Next to fly, you will need power, the technical term is called the "Thrust". The thrust can either pull the plane foreward with a puller propeller, an EDF (ELECTRICAL DUCTED FAN) ETC.
Now you will need the fuselage, fuselages can vary from different types of aircrafts. Most planes have a 3d scale replica of a real airplane; Some can have a completely scratch buil models sanded off with fan fold insulation foam, but the most exciting type of fuselage is he complete flat profile models, they can perform 3d aerobatics and more.
Step 1: Wings
Some wings are cut out from balsa wood, those are usually the scale models. But some wood can be heavy.
Step 2: The End
Step 3: What to Start With?
Electric planes are much cheaper than fuel burning engines, and fuel engines need more constant care, you will need a lot of patience.
I prefer electric planes more because they barely need any maintenance and they are a lot lighter, which minimises the chance of crashing and breaking up into pieces.
Step 4: Radio Systems
Transmitters and receivers usually come in one single package, the channels can vary from 2 channel for a glider to a 18 channel giant scale plane. The first channel is elevator, then rudder, the third channel is the throttle, and the last is the ailerons. Extra channels are gear up/down, flaps, VPP(variable pitch props), thrust vectorings, parachute dropping or bomb drops.
The transmitter usually include two joy sticks, the joysticks have different setups in different modes, there are 4 modes in total, and mode 2 is the standard mode used in america. The setups are below in the pictures.
The frequency of the transmitter and receiver is the main worry of aircraft flyers. If any two flyers are on the same frequency, it could cause a fatal accident. There are currently three frequency bands, they are
1)27mhz, it is an inexpensive way of starting to fly a plane. But there are only a few frequencies inside the frequency band.
2)35 mhz, it is possibly a good way to fly, but you will need to ask you local hobby shop owner for frequency chips.
3)2.4ghz, I think it is the best radio frequency to use. 80 people can use the 2.4g frequency at the same time without interference.
There are two types of remote,
1-analog remote, it is the most basic and the cheapest type out of all remotes, it basically does not have any computerised controls, you will need a data wire to connect to your computer to program the transmitter.

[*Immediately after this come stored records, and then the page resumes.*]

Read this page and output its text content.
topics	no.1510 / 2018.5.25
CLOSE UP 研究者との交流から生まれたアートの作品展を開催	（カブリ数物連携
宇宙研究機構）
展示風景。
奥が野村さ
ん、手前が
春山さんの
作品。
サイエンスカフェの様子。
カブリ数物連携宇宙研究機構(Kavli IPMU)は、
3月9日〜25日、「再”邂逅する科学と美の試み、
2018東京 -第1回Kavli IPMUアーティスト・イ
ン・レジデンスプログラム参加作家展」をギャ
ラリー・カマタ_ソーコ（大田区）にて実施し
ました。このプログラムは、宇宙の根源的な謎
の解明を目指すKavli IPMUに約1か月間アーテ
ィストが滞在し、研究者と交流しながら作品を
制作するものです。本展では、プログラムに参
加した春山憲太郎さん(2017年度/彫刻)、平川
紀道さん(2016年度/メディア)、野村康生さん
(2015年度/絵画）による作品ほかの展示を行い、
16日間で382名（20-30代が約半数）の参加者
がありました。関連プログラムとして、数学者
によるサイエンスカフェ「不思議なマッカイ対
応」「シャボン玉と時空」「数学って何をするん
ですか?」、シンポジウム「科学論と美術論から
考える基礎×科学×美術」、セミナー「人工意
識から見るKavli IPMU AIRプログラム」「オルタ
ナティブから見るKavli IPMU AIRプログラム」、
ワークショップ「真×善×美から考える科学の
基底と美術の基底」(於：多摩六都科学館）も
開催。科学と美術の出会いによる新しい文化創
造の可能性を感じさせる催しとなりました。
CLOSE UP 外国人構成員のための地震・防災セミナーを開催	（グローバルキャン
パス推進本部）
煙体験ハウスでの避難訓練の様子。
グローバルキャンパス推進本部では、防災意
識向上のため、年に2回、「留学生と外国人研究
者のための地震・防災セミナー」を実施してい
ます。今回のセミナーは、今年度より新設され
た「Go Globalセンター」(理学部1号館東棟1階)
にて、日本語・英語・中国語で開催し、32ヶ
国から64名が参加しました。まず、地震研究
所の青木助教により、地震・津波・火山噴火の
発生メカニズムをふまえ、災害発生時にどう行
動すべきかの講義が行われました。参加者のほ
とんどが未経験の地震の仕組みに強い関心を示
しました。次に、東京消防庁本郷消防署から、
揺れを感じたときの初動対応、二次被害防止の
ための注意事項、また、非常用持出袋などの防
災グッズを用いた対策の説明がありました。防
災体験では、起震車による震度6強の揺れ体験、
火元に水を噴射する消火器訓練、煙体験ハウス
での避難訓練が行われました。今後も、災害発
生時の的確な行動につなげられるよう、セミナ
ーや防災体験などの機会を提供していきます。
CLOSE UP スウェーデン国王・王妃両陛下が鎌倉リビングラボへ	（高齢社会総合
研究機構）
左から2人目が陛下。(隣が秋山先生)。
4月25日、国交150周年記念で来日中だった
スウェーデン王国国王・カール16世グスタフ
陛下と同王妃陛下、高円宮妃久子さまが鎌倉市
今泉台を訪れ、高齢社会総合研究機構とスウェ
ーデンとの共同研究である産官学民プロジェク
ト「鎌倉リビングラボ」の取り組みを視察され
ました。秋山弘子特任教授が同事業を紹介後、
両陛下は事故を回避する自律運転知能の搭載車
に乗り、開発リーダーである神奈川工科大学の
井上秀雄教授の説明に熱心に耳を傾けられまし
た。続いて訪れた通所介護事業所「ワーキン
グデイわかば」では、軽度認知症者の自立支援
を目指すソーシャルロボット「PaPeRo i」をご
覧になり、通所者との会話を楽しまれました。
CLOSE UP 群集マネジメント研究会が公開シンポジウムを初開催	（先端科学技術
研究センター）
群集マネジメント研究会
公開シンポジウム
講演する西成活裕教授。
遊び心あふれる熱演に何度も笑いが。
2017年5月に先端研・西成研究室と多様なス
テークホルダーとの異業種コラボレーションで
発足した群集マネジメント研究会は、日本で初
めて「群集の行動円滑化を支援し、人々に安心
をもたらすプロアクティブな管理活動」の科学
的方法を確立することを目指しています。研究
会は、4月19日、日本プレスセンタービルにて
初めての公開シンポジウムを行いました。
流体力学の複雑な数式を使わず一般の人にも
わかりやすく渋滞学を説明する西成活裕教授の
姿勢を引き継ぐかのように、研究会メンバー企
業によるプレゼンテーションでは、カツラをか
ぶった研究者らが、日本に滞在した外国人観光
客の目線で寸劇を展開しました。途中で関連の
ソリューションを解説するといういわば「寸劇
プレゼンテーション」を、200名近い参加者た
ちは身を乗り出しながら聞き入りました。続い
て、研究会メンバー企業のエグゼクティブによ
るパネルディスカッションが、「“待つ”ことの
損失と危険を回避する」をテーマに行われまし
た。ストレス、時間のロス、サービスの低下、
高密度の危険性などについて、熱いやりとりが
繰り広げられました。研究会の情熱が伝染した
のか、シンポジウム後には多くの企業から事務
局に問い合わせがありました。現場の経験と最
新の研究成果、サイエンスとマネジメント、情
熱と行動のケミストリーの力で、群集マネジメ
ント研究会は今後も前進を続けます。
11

2-digital remotes, They usually have a led display or a computerised control. They can be programmed straight on the flying field without a computer, that is why i prefer a digital remote.
Step 5: Control Surfaces
Servos are the little mechanical device that pull or push the pushrod which therefore control the movement of the control surfaces.
The servos sizes can vary, from 1.7gram in weight with a torque of 200 grams to a giant digital servo motor weighing up to a few kilograms.
Pushrods are the wires that connect to the servo arm on one end, and connect to the control horn which is on the ailerons, rudder or elevators.
control horns are the tiny things that you either glue or screw in place. You will need to insert the pushrods into the horn and make a z bend. Because z bends are the easiest type of connection from servo to servo horns.
Hinges are the little things that connect the rudder, elevator and ailerons to your wings and stabilizer.They are mostly made of nylon or kevlar strips. There are reinforced special hinge tape for 3d aircraft.
Step 6: Power Source(Electric Powered)
Brushless motors can be saperated into another two groups called the inrunner motors and outrunner motors. Basicly the inrunners have a inner moving axle which drives the propeller, and is suitable for fitting inside a tight space. The outrunners have a external rotating body, which create more power.
Step 7: ESC(Electronic Speed Control)
The ESCs have two wires connect to the battery; a port connecting to the receiver, and wires connect to the motor.